Saint-Malo : Le bras vengeur face aux locations Airbnb

De nombreuses villes françaises font les frais de la croissance fulgurante des locations dites Airbnb. À Saint-Malo, on enregistrait une augmentation de 24% rien qu’entre 2018 et 2019 des mises en locations sur ce format.

Pour freiner l’essor de ces locations touristiques de courte durée et protéger l’accès au logement pour les habitants, la municipalité de Saint-Malo a instauré en 2021 un cadre règlementaire strict.

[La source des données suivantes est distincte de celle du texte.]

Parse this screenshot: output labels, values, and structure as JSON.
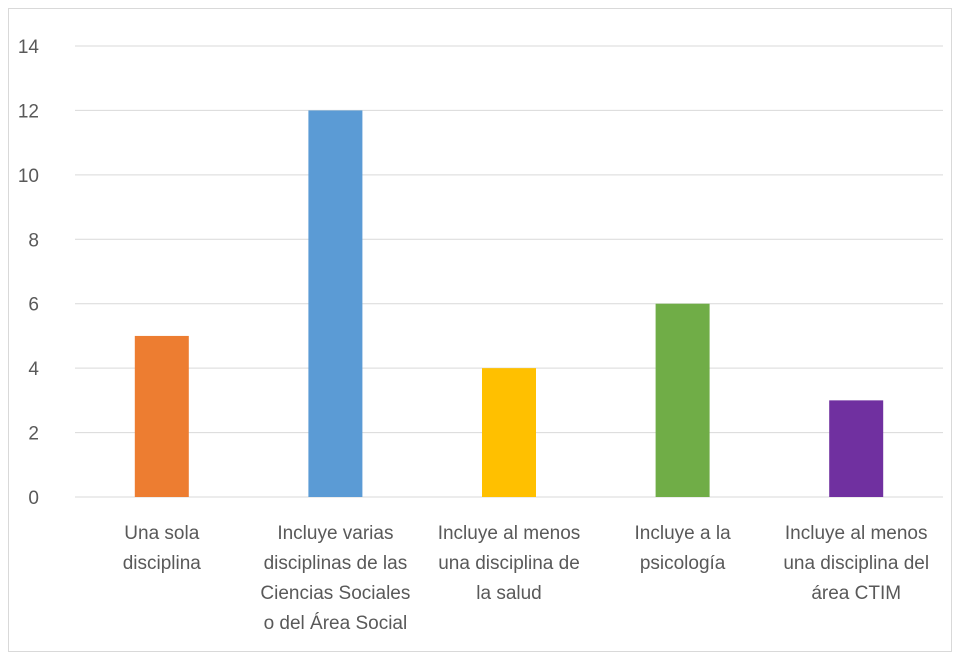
{
  "chart_data": {
    "type": "bar",
    "title": "",
    "xlabel": "",
    "ylabel": "",
    "ylim": [
      0,
      14
    ],
    "yticks": [
      0,
      2,
      4,
      6,
      8,
      10,
      12,
      14
    ],
    "grid": true,
    "legend": "none",
    "categories": [
      [
        "Una sola",
        "disciplina"
      ],
      [
        "Incluye varias",
        "disciplinas de las",
        "Ciencias Sociales",
        "o del Área Social"
      ],
      [
        "Incluye al menos",
        "una disciplina de",
        "la salud"
      ],
      [
        "Incluye a la",
        "psicología"
      ],
      [
        "Incluye al menos",
        "una disciplina del",
        "área CTIM"
      ]
    ],
    "values": [
      5,
      12,
      4,
      6,
      3
    ],
    "colors": [
      "#ed7d31",
      "#5b9bd5",
      "#ffc000",
      "#70ad47",
      "#7030a0"
    ]
  }
}
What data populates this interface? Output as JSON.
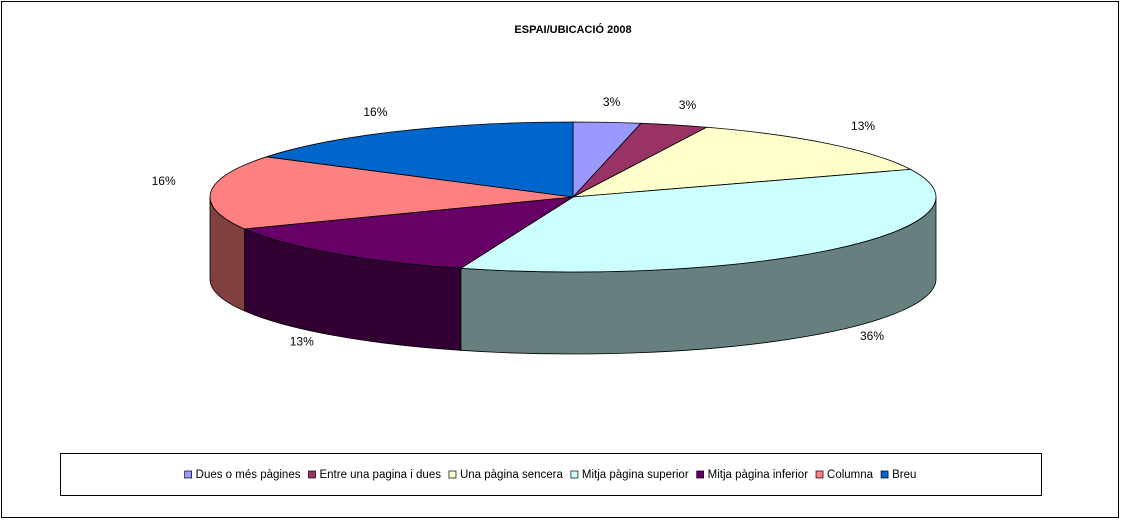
{
  "chart_data": {
    "type": "pie",
    "title": "ESPAI/UBICACIÓ 2008",
    "categories": [
      "Dues o més pàgines",
      "Entre una pagina i dues",
      "Una pàgina sencera",
      "Mitja pàgina superior",
      "Mitja pàgina inferior",
      "Columna",
      "Breu"
    ],
    "values": [
      3,
      3,
      13,
      36,
      13,
      16,
      16
    ],
    "value_labels": [
      "3%",
      "3%",
      "13%",
      "36%",
      "13%",
      "16%",
      "16%"
    ],
    "colors": [
      "#9999ff",
      "#993366",
      "#ffffcc",
      "#ccffff",
      "#660066",
      "#ff8080",
      "#0066cc"
    ],
    "legend": "bottom"
  }
}
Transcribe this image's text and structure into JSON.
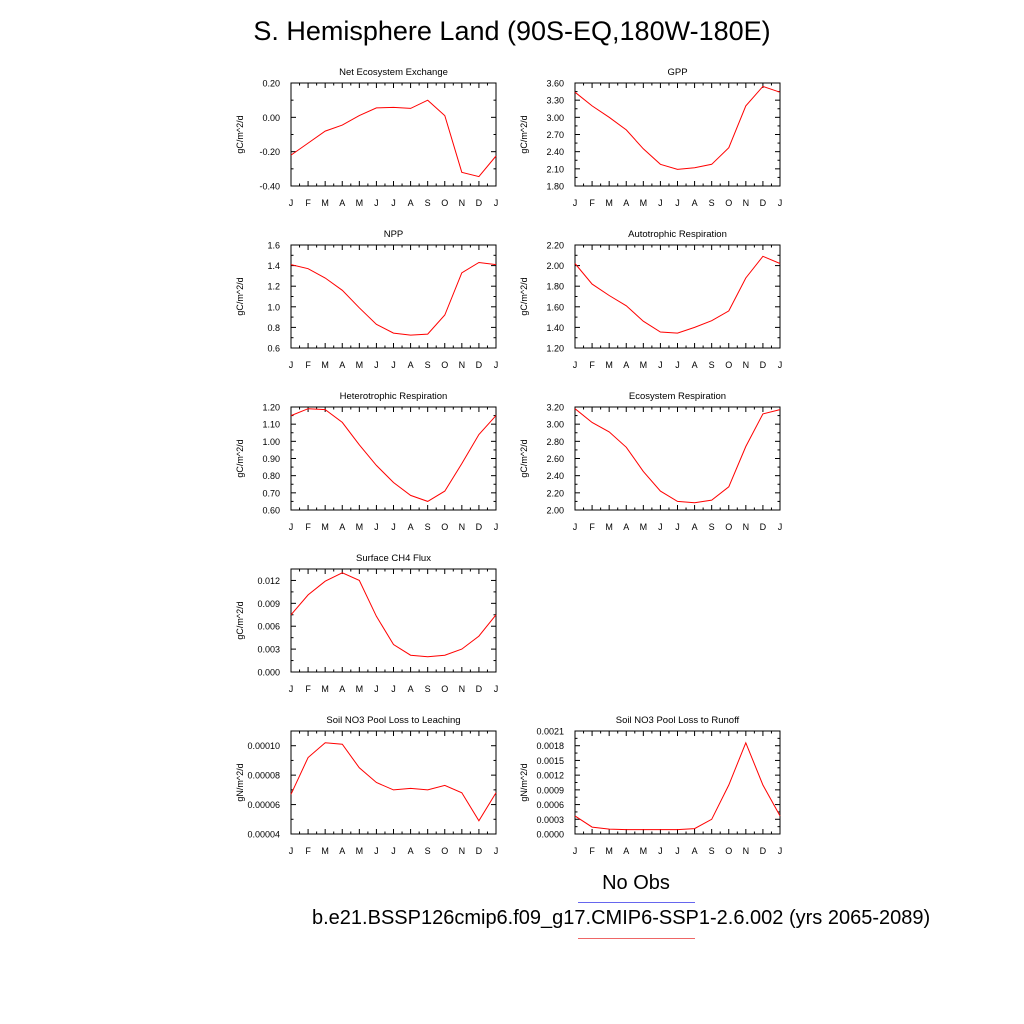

Ce dispositif repose principalement sur l’application de quotas visant à limiter la proportion de logements disponibles pour les plateformes comme Airbnb, particulièrement dans les zones les plus touchées par l’afflux touristique.

Concrètement, Saint-Malo a réparti son territoire en plusieurs secteurs et fixé des seuils spécifiques de logements éligibles par quartier. La vieille ville intra-muros, prisée des touristes, est soumise au quota le plus restrictif : seulement 12,5 % des logements peuvent être mis en location de courte durée.

En complément de ces quotas, la ville a mis en place des procédures de contrôle renforcées. Un poste d'agent municipal assermenté a été créé pour vérifier que les propriétaires respectent les règles et que chaque location est bien déclarée en mairie. En cas d’infraction, les sanctions financières peuvent atteindre jusqu'à 50 000 euros, une somme dissuasive pour les contrevenants.

saint-malo victoire contre airbnb – Une jeune femme assise par terre lève les bras en guise de victoire
© Evgeny Atamanenko – Shutterstock

Grâce à ces mesures, la municipalité souhaite clairement reprendre la main sur son parc immobilier, en dissuadant la transformation de logements permanents en biens exclusivement dédiés aux locations temporaires.

Un cadre réglementaire qui fait de Saint-Malo l’une des premières villes françaises à s’attaquer aussi frontalement aux conséquences du tourisme locatif. La démarche a également permis de sensibiliser d’autres villes, confrontées aux mêmes enjeux, aux potentiels leviers législatifs à leur disposition pour réguler le marché.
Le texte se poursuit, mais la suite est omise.